The stress and heartache brought on by dissolving a marriage are not easy for anyone to manage. When the impact is aggravated by mental illness, it can lead to disastrous results. Those with depression can develop suicidal thoughts, or those in a manic bipolar episode may lose all impulse control, acting out in ways that endanger themselves or others.

Mentally ill spouses may lash out with aggressive legal strategies, or employ passive-aggressive tactics that drag out or obstruct the divorce process.  Diligently document every episode so you have proof that can be introduced in court. Be as specific as possible; vague statements carry less weight than examples with dates, times and detailed descriptions. It’s a good idea to find a lawyer who has experience in this area and can help advise you of what to expect and how best to deal with it to ensure a positive outcome. Expect the unexpected. Unpredictability is a characteristic of most mental illnesses. Be cautious and protect yourself and your kids. While your wife is not to blame for her illness and you want to show compassion for what she is going through, you are also obliged to take steps to make sure you and your children are safe.

Filing for Divorce

All states offer no-fault grounds for divorce.  You can file under the ” irreconcilable differences” catchall, or on the basis of a separation that meets the accepted length of time. A no-fault divorce avoids putting blame on one party or the other and can help minimize conflict. 

Filing on the basis of insanity, in states where it is permissible, requires that your wife’s mental condition meets a sufficient number of criteria that can be difficult and expensive to prove. Since divorce law varies by state, you must consult an attorney in your state, or do your own research, to determine how mental illness affects filing for divorce in your home state.

At minimum, most states will require that your wife’s condition is not likely to improve and that it has been present for a certain amount of years (usually no less than five). In some states, that will not be sufficient. These jurisdictions will require your wife have been institutionalized for a number of years and that she be certified mental ill by one or more psychiatric physicians, and/or be adjudicated as mentally ill by a court of competent jurisdiction.

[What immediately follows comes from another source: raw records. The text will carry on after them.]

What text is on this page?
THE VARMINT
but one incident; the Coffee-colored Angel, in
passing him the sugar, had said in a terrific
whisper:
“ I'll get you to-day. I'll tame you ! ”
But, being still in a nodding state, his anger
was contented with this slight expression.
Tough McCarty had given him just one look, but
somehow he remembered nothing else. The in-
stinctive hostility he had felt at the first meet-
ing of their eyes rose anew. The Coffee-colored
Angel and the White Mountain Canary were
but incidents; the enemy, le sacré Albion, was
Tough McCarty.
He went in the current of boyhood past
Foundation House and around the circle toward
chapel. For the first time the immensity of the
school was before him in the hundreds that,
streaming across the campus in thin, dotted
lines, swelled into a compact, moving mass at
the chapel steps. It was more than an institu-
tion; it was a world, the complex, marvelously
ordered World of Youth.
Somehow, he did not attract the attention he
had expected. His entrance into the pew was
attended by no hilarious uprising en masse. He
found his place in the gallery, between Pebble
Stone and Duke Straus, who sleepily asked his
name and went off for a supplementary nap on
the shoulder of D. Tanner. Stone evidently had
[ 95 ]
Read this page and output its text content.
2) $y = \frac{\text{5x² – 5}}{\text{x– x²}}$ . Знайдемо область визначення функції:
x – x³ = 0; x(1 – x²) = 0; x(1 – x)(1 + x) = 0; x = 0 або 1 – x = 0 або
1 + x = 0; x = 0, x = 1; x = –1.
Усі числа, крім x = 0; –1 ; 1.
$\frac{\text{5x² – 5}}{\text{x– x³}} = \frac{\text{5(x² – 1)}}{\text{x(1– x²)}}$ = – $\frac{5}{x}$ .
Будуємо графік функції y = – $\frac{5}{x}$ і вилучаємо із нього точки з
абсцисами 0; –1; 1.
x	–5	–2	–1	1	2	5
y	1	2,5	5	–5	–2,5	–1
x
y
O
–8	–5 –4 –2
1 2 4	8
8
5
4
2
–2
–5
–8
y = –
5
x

While the specifics vary by state, you will bear the burden of a substantial amount of proof, and it is a complex and time-consuming process. Should you feel that filing for divorce on the grounds of your wife’s mental illness is necessary, perhaps you fear she is a danger to your children for example, then start by gathering her psychiatric and medical records, credible witnesses (such as her family members), and even experts that can testify about her condition.

Staying Compassionate but Emotionally Detached

The more informed you are about your wife’s mental illness—the symptoms, treatment plan, and long-term prognosis—the better your ability to make decisions as to how to proceed in a way that is best for her and keeps you safe.  While you want to have compassion for your wife’s struggle with her condition and assist her in being as self-sufficient as possible, it is also important to avoid getting sucked into any emotional pitfalls that can set you both back. It can be immensely helpful to seek professional help from a psychiatrist or counselor to get a handle on how to avoid resenting, blaming or harming your spouse for a serious illness that is not her fault. Don’t take actions and words flung in the passion of the moment too personally; they are likely a result of a mind aggravated by mental illness and not an indictment of you as a person. Try your best to proceed through the difficulties that arise from her condition without anger or resentment to help you both move on in as compassionate and healthy a way as possible.